All mentioned factors are important to insure every possible growth support assistance for those concerned about their height.

One possible consolation: J.I. Rodale (who was short) maintained that short people are healthier, and he had plenty of evidence to prove it! Certainly, tallness is not an indication of good health. The Masai, THE TALLEST TRIBE IN Africa, are also the sickest and shortest-lived.

The Value of Food Enzymes

Q. I really enjoy your columns, and I hope you can answer my question about enzymes. I understand that food enzymes are destroyed by cooking. However, since they are also destroyed by the acidity of the stomach, what is the purpose of eating raw vegetables for their enzyme value? Could you please explain the importance and purpose of food enzymes? C.H., Norridge, IL.

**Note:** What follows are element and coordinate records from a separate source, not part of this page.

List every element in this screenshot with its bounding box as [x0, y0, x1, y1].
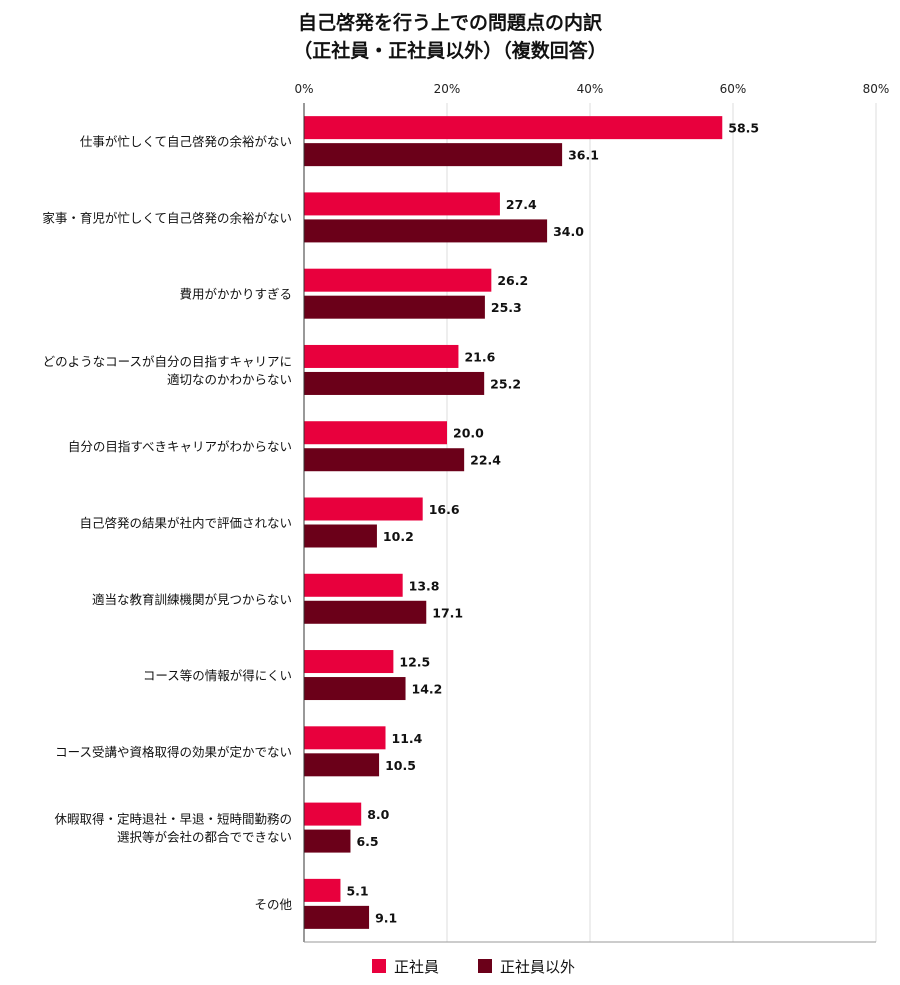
data-label: 11.4: [392, 731, 423, 746]
category-label: 費用がかかりすぎる: [179, 287, 292, 302]
bar-seishain-igai: [304, 524, 377, 548]
bar-seishain-igai: [304, 677, 406, 701]
category-label: その他: [254, 897, 292, 912]
category-label: 適切なのかわからない: [167, 372, 292, 387]
chart-subtitle: （正社員・正社員以外）（複数回答）: [293, 40, 607, 62]
bar-seishain-igai: [304, 295, 485, 319]
bar-seishain: [304, 116, 723, 140]
bar-seishain-igai: [304, 219, 548, 243]
data-label: 25.3: [491, 300, 522, 315]
x-tick-label: 40%: [577, 82, 604, 96]
data-label: 27.4: [506, 197, 537, 212]
bar-seishain-igai: [304, 829, 351, 853]
category-label: 自己啓発の結果が社内で評価されない: [79, 516, 292, 531]
bar-seishain: [304, 878, 341, 902]
bar-seishain: [304, 192, 500, 216]
bar-seishain: [304, 726, 386, 750]
data-label: 10.2: [383, 529, 414, 544]
data-label: 20.0: [453, 426, 484, 441]
data-label: 21.6: [464, 349, 495, 364]
data-label: 8.0: [367, 807, 389, 822]
data-label: 10.5: [385, 758, 416, 773]
category-label: 休暇取得・定時退社・早退・短時間勤務の: [54, 812, 292, 827]
data-label: 6.5: [356, 834, 378, 849]
legend-label: 正社員以外: [500, 958, 575, 976]
bar-seishain-igai: [304, 753, 380, 777]
bar-seishain-igai: [304, 448, 465, 472]
data-label: 36.1: [568, 148, 599, 163]
bar-seishain-igai: [304, 143, 563, 167]
category-label: 家事・育児が忙しくて自己啓発の余裕がない: [42, 210, 292, 225]
bar-seishain: [304, 802, 362, 826]
category-label: コース受講や資格取得の効果が定かでない: [55, 744, 292, 759]
x-tick-label: 60%: [720, 82, 747, 96]
legend-swatch: [372, 959, 386, 973]
bar-seishain: [304, 344, 459, 368]
bar-seishain: [304, 497, 423, 521]
category-label: 適当な教育訓練機関が見つからない: [92, 592, 292, 607]
data-label: 16.6: [429, 502, 460, 517]
data-label: 12.5: [399, 655, 430, 670]
data-label: 5.1: [346, 883, 368, 898]
data-label: 13.8: [409, 578, 440, 593]
category-label: 選択等が会社の都合でできない: [117, 830, 292, 845]
data-label: 9.1: [375, 910, 397, 925]
data-label: 58.5: [728, 121, 759, 136]
x-tick-label: 80%: [863, 82, 890, 96]
legend-swatch: [478, 959, 492, 973]
bar-seishain: [304, 421, 447, 445]
x-tick-label: 0%: [294, 82, 313, 96]
chart-title: 自己啓発を行う上での問題点の内訳: [297, 12, 602, 34]
data-label: 26.2: [497, 273, 528, 288]
bar-seishain-igai: [304, 600, 427, 624]
data-label: 14.2: [412, 682, 443, 697]
bar-seishain-igai: [304, 905, 370, 929]
data-label: 34.0: [553, 224, 584, 239]
bar-seishain: [304, 650, 394, 674]
bar-seishain: [304, 573, 403, 597]
x-tick-label: 20%: [434, 82, 461, 96]
data-label: 22.4: [470, 453, 501, 468]
data-label: 25.2: [490, 376, 521, 391]
bar-seishain: [304, 268, 492, 292]
category-label: 自分の目指すべきキャリアがわからない: [68, 439, 292, 454]
category-label: 仕事が忙しくて自己啓発の余裕がない: [80, 134, 292, 149]
legend-label: 正社員: [394, 958, 439, 976]
bar-seishain-igai: [304, 371, 485, 395]
category-label: コース等の情報が得にくい: [143, 668, 292, 683]
data-label: 17.1: [432, 605, 463, 620]
category-label: どのようなコースが自分の目指すキャリアに: [43, 354, 292, 369]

A. At present, there is no specific evidence that enzymes in food play a useful enzymatic role in man's nutrition. With the exception of papain in papayas, and bromelain in pineapples, which do help in the digestive processes, most enzymes present in food are destroyed in the stomach, and digested and utilized as simple proteins. Enzymes are extremely important for one's health, and indeed, for one's very life. They trigger and direct virtually all functions within our bodies. But, all enzymes needed for such functions - thousands of different kinds of enzymes - are produced within our own bodies. The enzymes in the carrot exist for the metabolic processes within the carrot - our bodies cannot use them as enzymes.

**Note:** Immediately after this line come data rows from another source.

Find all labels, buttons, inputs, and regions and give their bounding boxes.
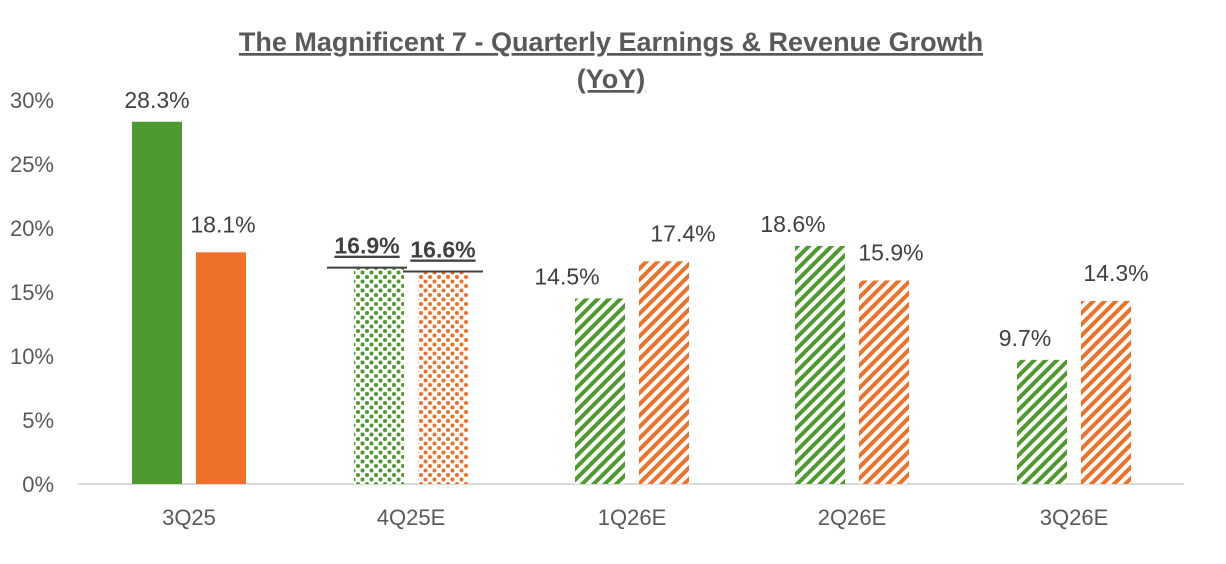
revenue-bar-1q26e <box>639 261 689 484</box>
revenue-label-1q26e: 17.4% <box>650 220 715 246</box>
x-tick-label: 2Q26E <box>818 505 887 530</box>
revenue-bar-4q25e <box>418 271 468 484</box>
x-tick-label: 3Q26E <box>1040 505 1109 530</box>
x-tick-label: 1Q26E <box>598 505 667 530</box>
earnings-bar-3q25 <box>132 121 182 484</box>
earnings-label-4q25e: 16.9% <box>334 233 399 259</box>
earnings-label-3q25: 28.3% <box>124 87 189 113</box>
earnings-bar-3q26e <box>1017 359 1067 484</box>
revenue-bar-2q26e <box>859 280 909 484</box>
earnings-label-2q26e: 18.6% <box>760 211 825 237</box>
y-tick-label: 0% <box>22 472 54 497</box>
y-tick-label: 10% <box>10 344 54 369</box>
earnings-bar-1q26e <box>575 298 625 484</box>
x-tick-label: 4Q25E <box>377 505 446 530</box>
chart-title-line1: The Magnificent 7 - Quarterly Earnings &… <box>239 27 983 57</box>
bars <box>132 121 1131 484</box>
revenue-label-3q25: 18.1% <box>190 211 255 237</box>
data-labels: 28.3% 18.1% 16.9% 16.6% 14.5% 17.4% 18.6% 15.9%… <box>124 87 1148 351</box>
revenue-label-3q26e: 14.3% <box>1083 260 1148 286</box>
chart-title-line2: (YoY) <box>577 64 646 94</box>
revenue-bar-3q26e <box>1081 300 1131 484</box>
revenue-label-2q26e: 15.9% <box>858 239 923 265</box>
earnings-bar-4q25e <box>354 267 404 484</box>
x-axis: 3Q25 4Q25E 1Q26E 2Q26E 3Q26E <box>162 505 1108 530</box>
y-tick-label: 20% <box>10 216 54 241</box>
earnings-bar-2q26e <box>795 245 845 484</box>
y-tick-label: 30% <box>10 88 54 113</box>
y-tick-label: 25% <box>10 152 54 177</box>
revenue-bar-3q25 <box>196 252 246 484</box>
earnings-label-1q26e: 14.5% <box>534 263 599 289</box>
y-axis: 0% 5% 10% 15% 20% 25% 30% <box>10 88 54 497</box>
y-tick-label: 15% <box>10 280 54 305</box>
x-tick-label: 3Q25 <box>162 505 216 530</box>
revenue-label-4q25e: 16.6% <box>410 237 475 263</box>
earnings-label-3q26e: 9.7% <box>999 325 1051 351</box>
y-tick-label: 5% <box>22 408 54 433</box>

This does not mean, however, that you can safely cook all your food to death and disregard the advice of most nutrition authorities regarding eating as much of your food as possible in a natural, raw state. Eating as much as possible of your food raw is important for many other reasons than protecting the enzymes. Cooking destroys many of the vitamins, leaches out many minerals, and changes the chemical structure of proteins or fats so that they become less assimilable. It is also possible that in the future we'll discover some other advantages of eating as much food as possible in the raw state. Perhaps even food enzymes in their raw state will be found to have some favorable health-promoting or disease-preventing effect - but not as enzymes. Remember, all the enzymes needed for the enzymatic functions in your body, are produced within your body. I know that this answer will be misread and misquoted, especially by fanatic raw food advocates. And, it will shock many readers who have heard and read so many unscientific notions about the benefit of eating raw foods because of enzymes. Please, don't crucify me for what I did not say! What I did say is that at this state of scientific knowledge, we do know that it is important to eat as much as possible of your food in its natural, raw state; cooking and frying destroys many vitamins, leaches out minerals, and changes the chemical structure of proteins and fats, rendering them less assimilable. These are the main reasons for eating most foods raw - not for the enzymes they contain.